I suppose life in a call centre would feature as one of the jobs (young) women do – and teaching, of course. I had an architected in the background in Patrick Parker's Progress but it is important to find a life for your main character -– after all she has to pay the bills, clothe and feed herself, her family if she has one – and I'm keen to keep my heroines authentically like the women I know, who are teachers, and all of the above.

You've written a lot of books, and most bookshops need to prioritise their shelf space. Which one of your earlier titles would you particularly like to see bookshops paying more attention to and why?Without a doubt it would be number three Dog Days, or number four Janice Gentle Gets Sexy.

DogDays because by the third novel I had learned how to do what the Americans call 'English screwball comedy' pretty well and applied it to something very difficult – divorce – and made it work. And number four because that was the transition novel where I wrote my first more serious (though comedic) novel – with subplots and fleshed out characters (as opposed to what E M Forster called 'flat characters') and satire all combined – and, mark you, had a heroine who was a good size sixteen at the start of the novel and hadn't shed a pound by the end of it, and she was still the romantic heroine. So those two, please.

Generally – because we are re-issuing some of my earlier titles in e-books – I've re-read them and I have to say that though I was nervous at first thinking I might cringe a bit, I enjoyed going back to them. I think dare I say it (yes, yes) they have stood the test of time quite well. I hope you agree when you try out your first.


Thank you Mavis, for stopping by The bookshop around the corner. Obviously I'm very biased towards real-world bookshops, so – while I wish them every success – I won't be linking to the newly released ebooks, however you can support a bookshop and buy copies of Mavis' books on Hive or you can find out more at www.mavischeek.co.uk.

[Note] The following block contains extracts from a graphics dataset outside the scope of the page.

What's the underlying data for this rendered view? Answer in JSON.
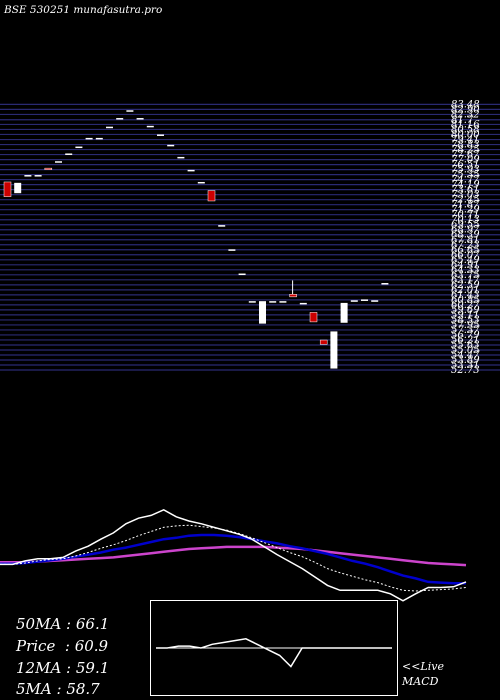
{
  "header": {
    "title": "BSE 530251 munafasutra.pro"
  },
  "colors": {
    "background": "#000000",
    "grid_line": "#2a2a72",
    "up_candle": "#ffffff",
    "down_candle": "#cc0000",
    "ma_black": "#000000",
    "ma_white": "#ffffff",
    "ma_blue": "#0000cc",
    "ma_magenta": "#cc44cc",
    "axis_text": "#ffffff"
  },
  "chart_data": {
    "type": "candlestick",
    "title": "BSE 530251 munafasutra.pro",
    "y_axis": {
      "min": 52.5,
      "max": 84.8,
      "tick_labels": [
        "83.48",
        "82.90",
        "82.32",
        "81.7",
        "81.16",
        "80.58",
        "80.00",
        "79.41",
        "78.83",
        "78.25",
        "77.67",
        "77.09",
        "76.51",
        "75.93",
        "75.35",
        "74.77",
        "74.19",
        "73.61",
        "73.03",
        "72.45",
        "71.87",
        "71.29",
        "70.71",
        "70.13",
        "69.55",
        "68.97",
        "68.39",
        "67.81",
        "67.23",
        "66.65",
        "66.07",
        "65.49",
        "64.91",
        "64.33",
        "63.75",
        "63.17",
        "62.59",
        "62.01",
        "61.43",
        "60.85",
        "60.27",
        "59.69",
        "59.11",
        "58.53",
        "57.95",
        "57.37",
        "56.79",
        "56.21",
        "55.63",
        "55.05",
        "54.47",
        "53.89",
        "53.31",
        "52.73"
      ]
    },
    "candles": [
      {
        "open": 74.5,
        "close": 72.8,
        "high": 74.5,
        "low": 72.8
      },
      {
        "open": 73.2,
        "close": 74.4,
        "high": 74.4,
        "low": 73.2
      },
      {
        "open": 75.3,
        "close": 75.3,
        "high": 75.3,
        "low": 75.3
      },
      {
        "open": 75.3,
        "close": 75.3,
        "high": 75.3,
        "low": 75.3
      },
      {
        "open": 76.1,
        "close": 76.0,
        "high": 76.1,
        "low": 76.0
      },
      {
        "open": 76.9,
        "close": 76.9,
        "high": 76.9,
        "low": 76.9
      },
      {
        "open": 77.8,
        "close": 77.8,
        "high": 77.8,
        "low": 77.8
      },
      {
        "open": 78.6,
        "close": 78.6,
        "high": 78.6,
        "low": 78.6
      },
      {
        "open": 79.6,
        "close": 79.6,
        "high": 79.6,
        "low": 79.6
      },
      {
        "open": 79.6,
        "close": 79.6,
        "high": 79.6,
        "low": 79.6
      },
      {
        "open": 80.9,
        "close": 80.9,
        "high": 80.9,
        "low": 80.9
      },
      {
        "open": 81.9,
        "close": 81.9,
        "high": 81.9,
        "low": 81.9
      },
      {
        "open": 82.8,
        "close": 82.8,
        "high": 82.8,
        "low": 82.8
      },
      {
        "open": 81.9,
        "close": 81.9,
        "high": 81.9,
        "low": 81.9
      },
      {
        "open": 81.0,
        "close": 81.0,
        "high": 81.0,
        "low": 81.0
      },
      {
        "open": 80.0,
        "close": 80.0,
        "high": 80.0,
        "low": 80.0
      },
      {
        "open": 78.8,
        "close": 78.8,
        "high": 78.8,
        "low": 78.8
      },
      {
        "open": 77.4,
        "close": 77.4,
        "high": 77.4,
        "low": 77.4
      },
      {
        "open": 75.9,
        "close": 75.9,
        "high": 75.9,
        "low": 75.9
      },
      {
        "open": 74.5,
        "close": 74.5,
        "high": 74.5,
        "low": 74.5
      },
      {
        "open": 73.5,
        "close": 72.3,
        "high": 73.5,
        "low": 72.3
      },
      {
        "open": 69.5,
        "close": 69.5,
        "high": 69.5,
        "low": 69.5
      },
      {
        "open": 66.7,
        "close": 66.7,
        "high": 66.7,
        "low": 66.7
      },
      {
        "open": 63.9,
        "close": 63.9,
        "high": 63.9,
        "low": 63.9
      },
      {
        "open": 60.7,
        "close": 60.7,
        "high": 60.7,
        "low": 60.7
      },
      {
        "open": 58.1,
        "close": 60.7,
        "high": 60.7,
        "low": 58.1
      },
      {
        "open": 60.7,
        "close": 60.7,
        "high": 60.7,
        "low": 60.7
      },
      {
        "open": 60.7,
        "close": 60.7,
        "high": 60.7,
        "low": 60.7
      },
      {
        "open": 61.5,
        "close": 61.2,
        "high": 63.1,
        "low": 61.2
      },
      {
        "open": 60.5,
        "close": 60.5,
        "high": 60.5,
        "low": 60.5
      },
      {
        "open": 59.4,
        "close": 58.3,
        "high": 59.4,
        "low": 58.3
      },
      {
        "open": 56.2,
        "close": 55.7,
        "high": 56.2,
        "low": 55.7
      },
      {
        "open": 52.9,
        "close": 57.2,
        "high": 57.2,
        "low": 52.9
      },
      {
        "open": 58.2,
        "close": 60.5,
        "high": 60.5,
        "low": 58.2
      },
      {
        "open": 60.8,
        "close": 60.8,
        "high": 60.8,
        "low": 60.8
      },
      {
        "open": 60.9,
        "close": 60.9,
        "high": 60.9,
        "low": 60.9
      },
      {
        "open": 60.8,
        "close": 60.8,
        "high": 60.8,
        "low": 60.8
      },
      {
        "open": 62.8,
        "close": 62.8,
        "high": 62.8,
        "low": 62.8
      }
    ],
    "moving_averages": {
      "ma5": [
        54.8,
        54.8,
        55.3,
        55.6,
        55.6,
        55.8,
        56.7,
        57.4,
        58.4,
        59.3,
        60.6,
        61.4,
        61.8,
        62.6,
        61.6,
        61.0,
        60.6,
        60.1,
        59.6,
        59.1,
        58.4,
        57.3,
        56.2,
        55.2,
        54.2,
        53.0,
        51.8,
        51.1,
        51.1,
        51.1,
        51.1,
        50.6,
        49.6,
        50.6,
        51.5,
        51.5,
        51.6,
        52.3
      ],
      "ma12": [
        54.8,
        54.8,
        55.0,
        55.3,
        55.5,
        55.6,
        56.0,
        56.5,
        57.1,
        57.6,
        58.2,
        58.9,
        59.5,
        60.1,
        60.3,
        60.4,
        60.2,
        60.0,
        59.7,
        59.2,
        58.6,
        57.9,
        57.2,
        56.5,
        55.9,
        55.1,
        54.2,
        53.6,
        53.1,
        52.6,
        52.2,
        51.6,
        51.1,
        51.0,
        51.1,
        51.2,
        51.3,
        51.5
      ],
      "ma20": [
        54.9,
        54.9,
        55.0,
        55.2,
        55.4,
        55.6,
        55.9,
        56.2,
        56.5,
        56.9,
        57.2,
        57.6,
        58.0,
        58.4,
        58.6,
        58.9,
        59.0,
        59.0,
        58.9,
        58.7,
        58.4,
        58.1,
        57.8,
        57.4,
        57.1,
        56.7,
        56.3,
        55.8,
        55.3,
        54.9,
        54.4,
        53.8,
        53.2,
        52.8,
        52.3,
        52.2,
        52.1,
        52.1
      ],
      "ma50": [
        55.1,
        55.1,
        55.1,
        55.2,
        55.3,
        55.4,
        55.5,
        55.6,
        55.7,
        55.8,
        56.0,
        56.2,
        56.4,
        56.6,
        56.8,
        57.0,
        57.1,
        57.2,
        57.3,
        57.3,
        57.3,
        57.3,
        57.2,
        57.1,
        57.0,
        56.8,
        56.6,
        56.4,
        56.2,
        56.0,
        55.8,
        55.6,
        55.4,
        55.2,
        55.0,
        54.9,
        54.8,
        54.7
      ]
    },
    "macd": {
      "line": [
        0.0,
        0.0,
        0.05,
        0.05,
        0.0,
        0.1,
        0.15,
        0.2,
        0.25,
        0.1,
        -0.05,
        -0.2,
        -0.5,
        0.0,
        0.0,
        0.0,
        0.0,
        0.0,
        0.0,
        0.0,
        0.0,
        0.0
      ],
      "signal": [
        0.0,
        0.0,
        0.0,
        0.0,
        0.0,
        0.0,
        0.0,
        0.0,
        0.0,
        0.0,
        0.0,
        0.0,
        0.0,
        0.0,
        0.0,
        0.0,
        0.0,
        0.0,
        0.0,
        0.0,
        0.0,
        0.0
      ],
      "ylim": [
        -1,
        1
      ]
    }
  },
  "stats": {
    "ma50": "50MA : 66.1",
    "price": "Price  : 60.9",
    "ma12": "12MA : 59.1",
    "ma5": "5MA : 58.7"
  },
  "labels": {
    "live": "<<Live",
    "macd": "MACD"
  }
}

As part of her blog tour, Mavis yesterday stopped at The Writes of Woman, where you can find out more about the re-released Dog Days. She'll also be visiting Debra's Book Cafe, Annabel's House of Books and Nut Press over the coming days.

Posted: 16th May, 2016

2 comments:

  1. I love how restrained Mavis is when she goes book browsing... I need to start restricting myself to 1 - 3 purchases before the house gets even more overwhelmed by books than it already is!